Mesmo que repleta de tragédias em sua narrativa, Carta à Rainha Louca também consegue reunir um toque de humor e sarcasmo assim como a carta original que deu à Maria Valéria a ideia para seu romance. Enquanto Isabel das Santas Virgens escreve à Maria I todos os horrores pelos quais passam as mulheres da colônia, ela não se limita e critica abertamente tudo o que há de errado nas colônias apenas para, em seguida, rasurar tais linhas — geralmente as frases que contêm as verdades mais doloridas.
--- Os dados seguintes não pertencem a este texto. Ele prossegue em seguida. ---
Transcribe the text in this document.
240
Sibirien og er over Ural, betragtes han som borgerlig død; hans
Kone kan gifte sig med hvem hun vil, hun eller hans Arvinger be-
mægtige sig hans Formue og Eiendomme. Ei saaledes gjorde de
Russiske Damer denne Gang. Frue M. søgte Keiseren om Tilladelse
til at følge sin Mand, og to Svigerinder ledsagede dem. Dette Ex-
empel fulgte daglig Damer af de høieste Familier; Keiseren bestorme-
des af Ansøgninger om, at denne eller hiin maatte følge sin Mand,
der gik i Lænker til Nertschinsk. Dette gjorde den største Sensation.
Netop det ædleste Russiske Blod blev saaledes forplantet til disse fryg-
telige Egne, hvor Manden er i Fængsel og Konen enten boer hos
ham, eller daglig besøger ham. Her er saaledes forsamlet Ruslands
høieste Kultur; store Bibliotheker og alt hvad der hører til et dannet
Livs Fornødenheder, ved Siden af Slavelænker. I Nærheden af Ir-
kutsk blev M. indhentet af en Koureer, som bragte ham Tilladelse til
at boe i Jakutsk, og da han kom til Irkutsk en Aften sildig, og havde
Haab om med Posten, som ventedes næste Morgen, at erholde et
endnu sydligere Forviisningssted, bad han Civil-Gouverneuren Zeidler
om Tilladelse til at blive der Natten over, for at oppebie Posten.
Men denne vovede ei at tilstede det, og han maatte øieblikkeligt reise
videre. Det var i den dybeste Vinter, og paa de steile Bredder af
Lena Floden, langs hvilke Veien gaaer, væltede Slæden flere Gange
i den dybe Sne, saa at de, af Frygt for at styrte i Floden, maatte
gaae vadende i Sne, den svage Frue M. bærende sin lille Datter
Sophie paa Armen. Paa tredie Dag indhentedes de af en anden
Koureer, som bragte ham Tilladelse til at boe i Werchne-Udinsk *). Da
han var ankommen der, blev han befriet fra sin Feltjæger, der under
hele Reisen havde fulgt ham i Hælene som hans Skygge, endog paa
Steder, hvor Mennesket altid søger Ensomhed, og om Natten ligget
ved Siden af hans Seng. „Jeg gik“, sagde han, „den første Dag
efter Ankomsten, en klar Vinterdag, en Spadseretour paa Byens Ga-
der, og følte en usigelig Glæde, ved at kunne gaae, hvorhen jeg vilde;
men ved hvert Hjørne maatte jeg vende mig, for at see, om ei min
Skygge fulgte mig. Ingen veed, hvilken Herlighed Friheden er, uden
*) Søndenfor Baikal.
Isabel sabe que será considerada louca apenas por pegar papel e tinta para escrever — não era comum que mulheres o fizessem no século XVIII, principalmente se a mulher em questão fosse apenas a filha de um capataz de fazenda —, então a protagonista coloca toda sua raiva no papel, riscando de propósito as passagens mais ácidas na medida em que as acrescentava às cartas.
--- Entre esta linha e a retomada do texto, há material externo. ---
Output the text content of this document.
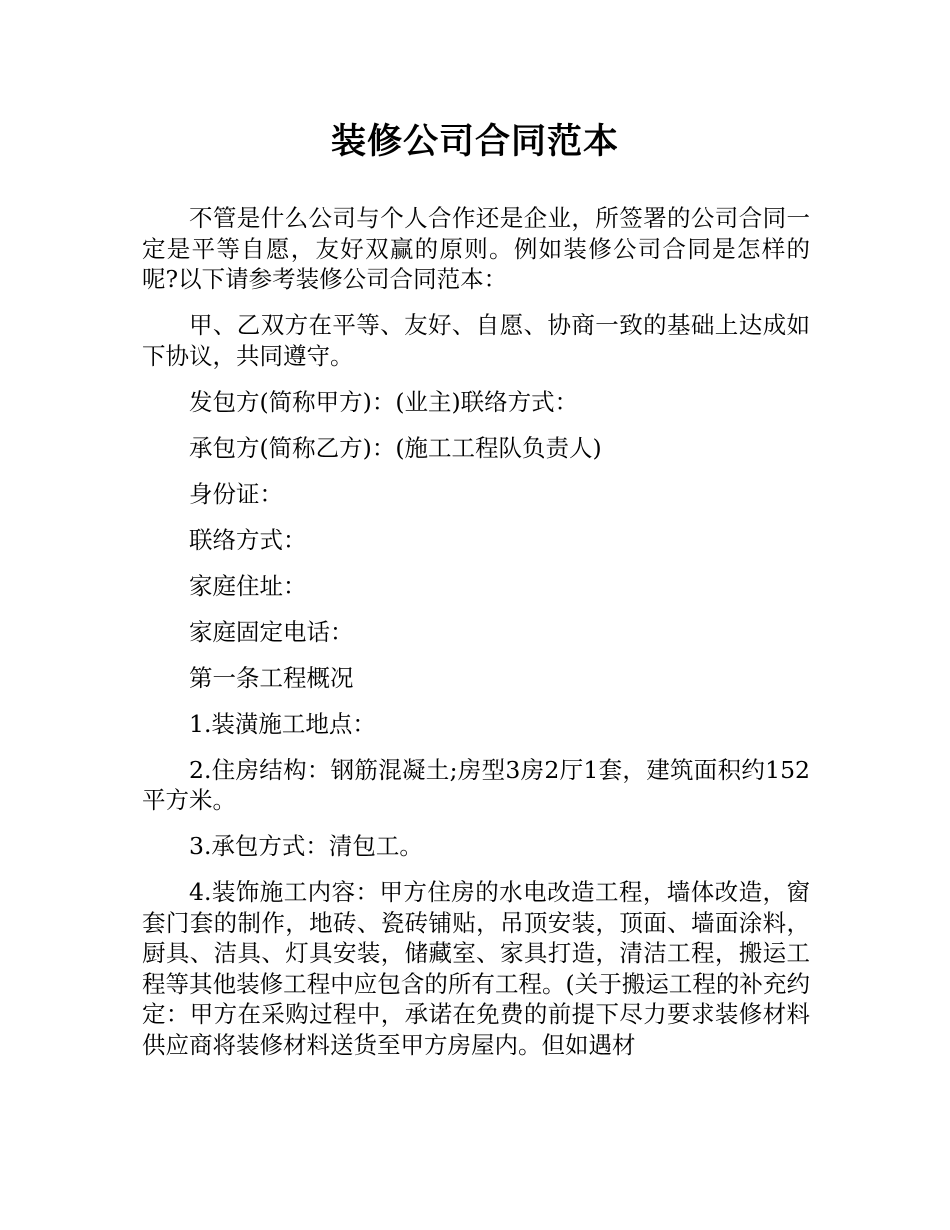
装修公司合同范本

不管是什么公司与个人合作还是企业，所签署的公司合同一定是平等自愿，友好双赢的原则。例如装修公司合同是怎样的呢?以下请参考装修公司合同范本：

甲、乙双方在平等、友好、自愿、协商一致的基础上达成如下协议，共同遵守。

发包方(简称甲方)：(业主)联络方式：

承包方(简称乙方)：(施工工程队负责人)

身份证：

联络方式：

家庭住址：

家庭固定电话：

第一条工程概况

1.装潢施工地点：

2.住房结构：钢筋混凝土;房型3房2厅1套，建筑面积约152平方米。

3.承包方式：清包工。

4.装饰施工内容：甲方住房的水电改造工程，墙体改造，窗套门套的制作，地砖、瓷砖铺贴，吊顶安装，顶面、墙面涂料，厨具、洁具、灯具安装，储藏室、家具打造，清洁工程，搬运工程等其他装修工程中应包含的所有工程。(关于搬运工程的补充约定：甲方在采购过程中，承诺在免费的前提下尽力要求装修材料供应商将装修材料送货至甲方房屋内。但如遇材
As cartas fictícias de Isabel, no entanto, mostram apenas que o inferno ainda é aqui. Em entrevista ao Nexo Jornal, Maria Valéria Rezende diz que nada do que está no livro foi inventado por ela. Como pesquisadora da história da mulher, principalmente na América Latina e seu período colonial, a escritora foi em busca de documentos originais que demonstraram como, em matéria de relações sociais, o que acontecia no século XVIII continua existindo atualmente, “com outras aparências, mas é uma coisa que não está superada”. Mulheres ainda precisam lutar contra a estrutura que as prende e amordaça enquanto buscam liberdade e realização pessoal, e o sistema machista reage contra isso — sempre com muita violência.
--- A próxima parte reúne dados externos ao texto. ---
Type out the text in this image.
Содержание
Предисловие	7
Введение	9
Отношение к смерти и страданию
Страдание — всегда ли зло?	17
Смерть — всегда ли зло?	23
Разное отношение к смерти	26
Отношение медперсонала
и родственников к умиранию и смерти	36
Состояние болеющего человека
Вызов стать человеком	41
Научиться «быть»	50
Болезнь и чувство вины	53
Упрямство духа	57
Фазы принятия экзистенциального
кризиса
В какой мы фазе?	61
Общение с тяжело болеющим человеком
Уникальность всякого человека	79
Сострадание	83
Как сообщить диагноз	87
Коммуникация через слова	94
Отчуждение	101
Carta à Rainha Louca é a história de uma mulher vivendo às margens da sociedade e que luta para sobreviver enquanto reflete sobre a posição em que se encontra — um lugar em que ela não escolheu estar, foi escolhido por ela com base em seu nascimento e seu gênero. Isabel das Santas Virgens não aceita o lugar em que a colocaram — física ou metaforicamente falando — e as cartas que endereça à Rainha Maria I são seu grito contra todo o sistema em que está inserida contra sua vontade. As palavras de Maria Valéria, nas mãos de Isabel das Santas Virgens, escancaram o fato de que as coisas do século XXI não mudaram muito em relação ao século XVIII. Mulheres continuam sendo silenciadas, colocadas à margem, caracterizadas como loucas apenas por erguerem suas vozes. Assim em como seus livros anteriores, Quarenta Dias, vencedor do Jabuti 2015, e Outros Cantos, vencedor dos prêmios Casa de las Américas, Jabuti 2016 e São Paulo, Carta à Rainha Louca retrata a condição da mulher brasileira da maneira que apenas Maria Valéria Rezende é capaz de mostrar.

O exemplar foi cedido para resenha por meio de parceria com a Editora Companhia das Letras.